Whether or not Arendt was wrong about Eichmann, in a way, misses the point. A host of reviews, including The New Republic were quick to criticize the movie, and Arendt, for being wrong about the banality of evil. What’s missed, however, is host of empirical studies, from the Stanford Prison Experiments to the Milgram Experiment, seem to verify the ease at which people can be turned into evil monsters. Even if Arendt was wrong about Eichmann, she was still right about the nature of evil.
But as the New York Time notes, Arendt never thought Eichmann was an unthinking bureaucrat:
The problem with this conclusion is that Arendt never wrote that Eichmann simply followed orders.
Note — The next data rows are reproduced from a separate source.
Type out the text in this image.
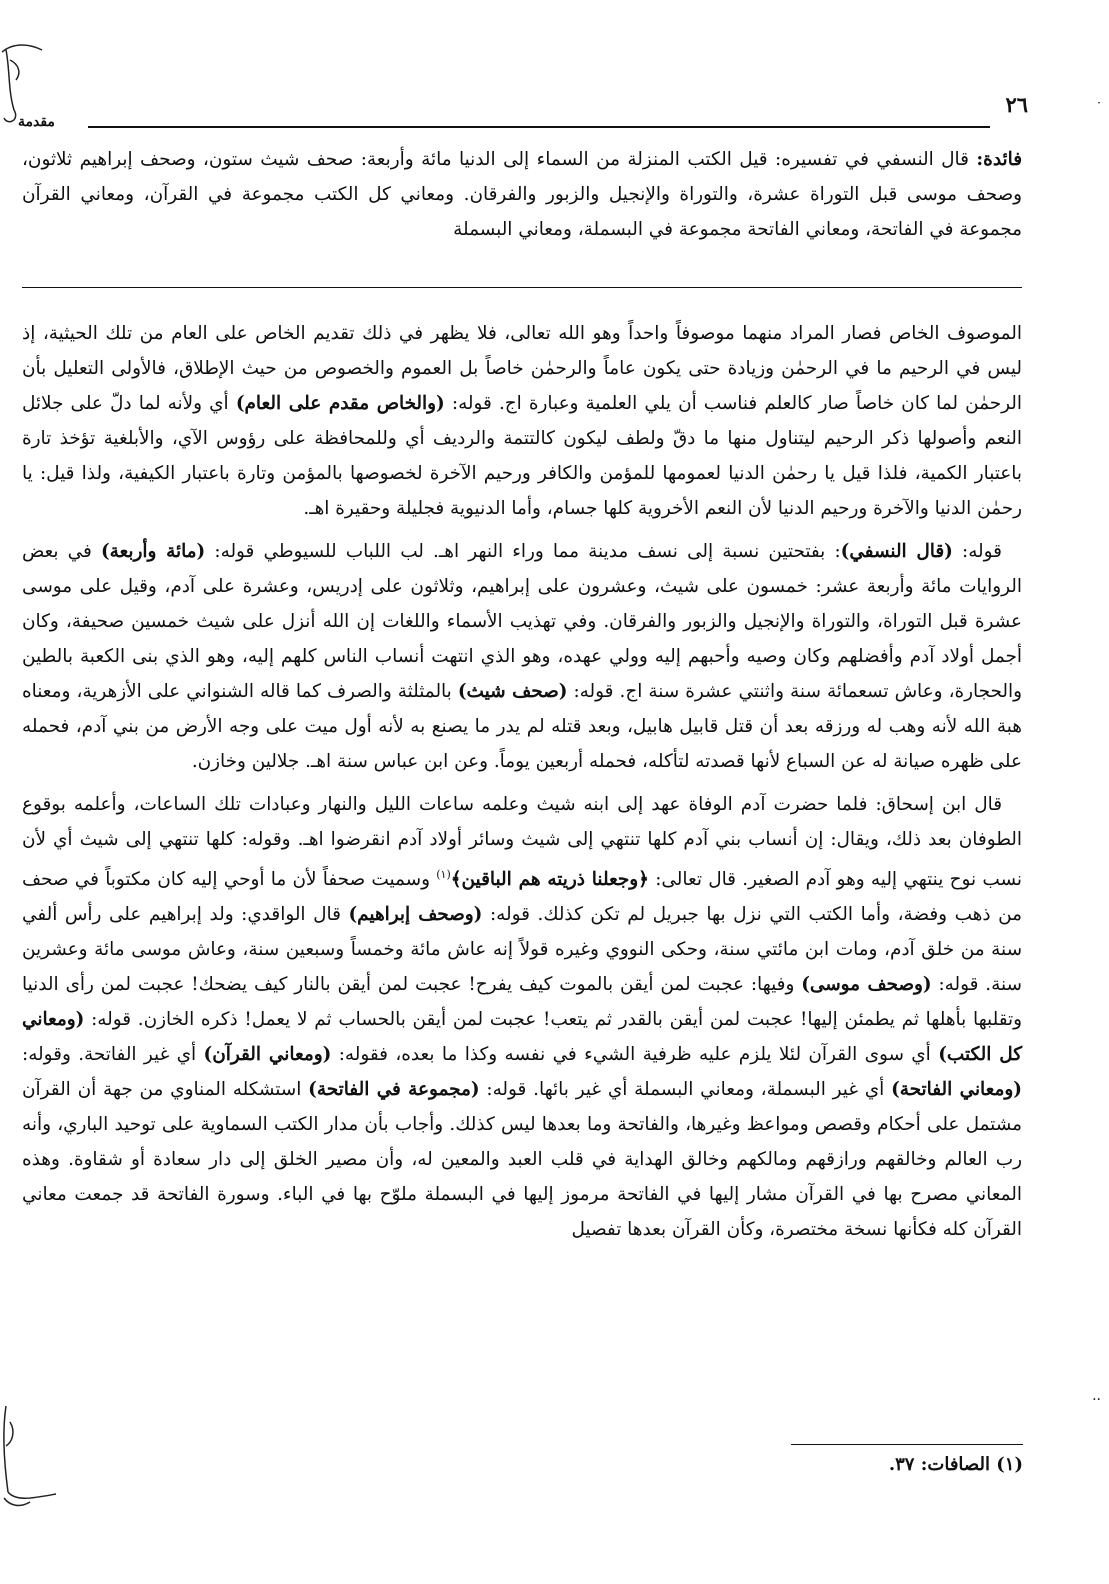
·
٢٦
مقدمة

فائدة: قال النسفي في تفسيره: قيل الكتب المنزلة من السماء إلى الدنيا مائة وأربعة: صحف شيث ستون، وصحف إبراهيم ثلاثون، وصحف موسى قبل التوراة عشرة، والتوراة والإنجيل والزبور والفرقان. ومعاني كل الكتب مجموعة في القرآن، ومعاني القرآن مجموعة في الفاتحة، ومعاني الفاتحة مجموعة في البسملة، ومعاني البسملة

الموصوف الخاص فصار المراد منهما موصوفاً واحداً وهو الله تعالى، فلا يظهر في ذلك تقديم الخاص على العام من تلك الحيثية، إذ ليس في الرحيم ما في الرحمٰن وزيادة حتى يكون عاماً والرحمٰن خاصاً بل العموم والخصوص من حيث الإطلاق، فالأولى التعليل بأن الرحمٰن لما كان خاصاً صار كالعلم فناسب أن يلي العلمية وعبارة اج. قوله: (والخاص مقدم على العام) أي ولأنه لما دلّ على جلائل النعم وأصولها ذكر الرحيم ليتناول منها ما دقّ ولطف ليكون كالتتمة والرديف أي وللمحافظة على رؤوس الآي، والأبلغية تؤخذ تارة باعتبار الكمية، فلذا قيل يا رحمٰن الدنيا لعمومها للمؤمن والكافر ورحيم الآخرة لخصوصها بالمؤمن وتارة باعتبار الكيفية، ولذا قيل: يا رحمٰن الدنيا والآخرة ورحيم الدنيا لأن النعم الأخروية كلها جسام، وأما الدنيوية فجليلة وحقيرة اهـ.

قوله: (قال النسفي): بفتحتين نسبة إلى نسف مدينة مما وراء النهر اهـ. لب اللباب للسيوطي قوله: (مائة وأربعة) في بعض الروايات مائة وأربعة عشر: خمسون على شيث، وعشرون على إبراهيم، وثلاثون على إدريس، وعشرة على آدم، وقيل على موسى عشرة قبل التوراة، والتوراة والإنجيل والزبور والفرقان. وفي تهذيب الأسماء واللغات إن الله أنزل على شيث خمسين صحيفة، وكان أجمل أولاد آدم وأفضلهم وكان وصيه وأحبهم إليه وولي عهده، وهو الذي انتهت أنساب الناس كلهم إليه، وهو الذي بنى الكعبة بالطين والحجارة، وعاش تسعمائة سنة واثنتي عشرة سنة اج. قوله: (صحف شيث) بالمثلثة والصرف كما قاله الشنواني على الأزهرية، ومعناه هبة الله لأنه وهب له ورزقه بعد أن قتل قابيل هابيل، وبعد قتله لم يدر ما يصنع به لأنه أول ميت على وجه الأرض من بني آدم، فحمله على ظهره صيانة له عن السباع لأنها قصدته لتأكله، فحمله أربعين يوماً. وعن ابن عباس سنة اهـ. جلالين وخازن.

قال ابن إسحاق: فلما حضرت آدم الوفاة عهد إلى ابنه شيث وعلمه ساعات الليل والنهار وعبادات تلك الساعات، وأعلمه بوقوع الطوفان بعد ذلك، ويقال: إن أنساب بني آدم كلها تنتهي إلى شيث وسائر أولاد آدم انقرضوا اهـ. وقوله: كلها تنتهي إلى شيث أي لأن نسب نوح ينتهي إليه وهو آدم الصغير. قال تعالى: ﴿وجعلنا ذريته هم الباقين﴾$^{(١)}$ وسميت صحفاً لأن ما أوحي إليه كان مكتوباً في صحف من ذهب وفضة، وأما الكتب التي نزل بها جبريل لم تكن كذلك. قوله: (وصحف إبراهيم) قال الواقدي: ولد إبراهيم على رأس ألفي سنة من خلق آدم، ومات ابن مائتي سنة، وحكى النووي وغيره قولاً إنه عاش مائة وخمساً وسبعين سنة، وعاش موسى مائة وعشرين سنة. قوله: (وصحف موسى) وفيها: عجبت لمن أيقن بالموت كيف يفرح! عجبت لمن أيقن بالنار كيف يضحك! عجبت لمن رأى الدنيا وتقلبها بأهلها ثم يطمئن إليها! عجبت لمن أيقن بالقدر ثم يتعب! عجبت لمن أيقن بالحساب ثم لا يعمل! ذكره الخازن. قوله: (ومعاني كل الكتب) أي سوى القرآن لئلا يلزم عليه ظرفية الشيء في نفسه وكذا ما بعده، فقوله: (ومعاني القرآن) أي غير الفاتحة. وقوله: (ومعاني الفاتحة) أي غير البسملة، ومعاني البسملة أي غير بائها. قوله: (مجموعة في الفاتحة) استشكله المناوي من جهة أن القرآن مشتمل على أحكام وقصص ومواعظ وغيرها، والفاتحة وما بعدها ليس كذلك. وأجاب بأن مدار الكتب السماوية على توحيد الباري، وأنه رب العالم وخالقهم ورازقهم ومالكهم وخالق الهداية في قلب العبد والمعين له، وأن مصير الخلق إلى دار سعادة أو شقاوة. وهذه المعاني مصرح بها في القرآن مشار إليها في الفاتحة مرموز إليها في البسملة ملوّح بها في الباء. وسورة الفاتحة قد جمعت معاني القرآن كله فكأنها نسخة مختصرة، وكأن القرآن بعدها تفصيل

(١) الصافات: ٣٧.
··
She never portrayed him, in Cesarani’s words, as a “dull-witted clerk or a robotic bureaucrat.” Indeed she rejected the idea that Eichmann was simply following orders. She emphasized that Eichmann took enormous pride in his initiative in deporting Jews and also in his willingness to disobey orders to do so, especially Himmler’s clear orders — offered in 1944 in the hope of leniency amid impending defeat — to “take good care of the Jews, act as their nursemaid.” In direct disobedience, Eichmann organized death marches of Hungarian Jews; as Arendt writes, he “sabotaged” Himmler’s orders. As the war ground to an end, as Arendt saw, Eichmann, against Himmler, remained loyal to Hitler’s idea of the Nazi movement and did “his best to make the Final Solution final.”
…The widespread misperception that Arendt saw Eichmann as merely following orders emerged largely from a conflation of her conclusions with those of Stanley Milgram, the Yale psychologist who conducted a series of controversial experiments in the early 1960s. Milgram was inspired by the Eichmann trial to ask test subjects to assist researchers in training students by administering what they thought were potentially lethal shocks to students who answered incorrectly. The test subjects largely did as they were instructed. Milgram invoked Arendt when he concluded that his experiments showed most people would follow orders to do things they thought wrong. But Arendt rejected the “naïve belief that temptation and coercion are really the same thing,” and with it Milgram’s claim that obedience carried with it no responsibility. Instead, Arendt insisted, “obedience and support are the same.” That is why she argued that Eichmann should be put to death.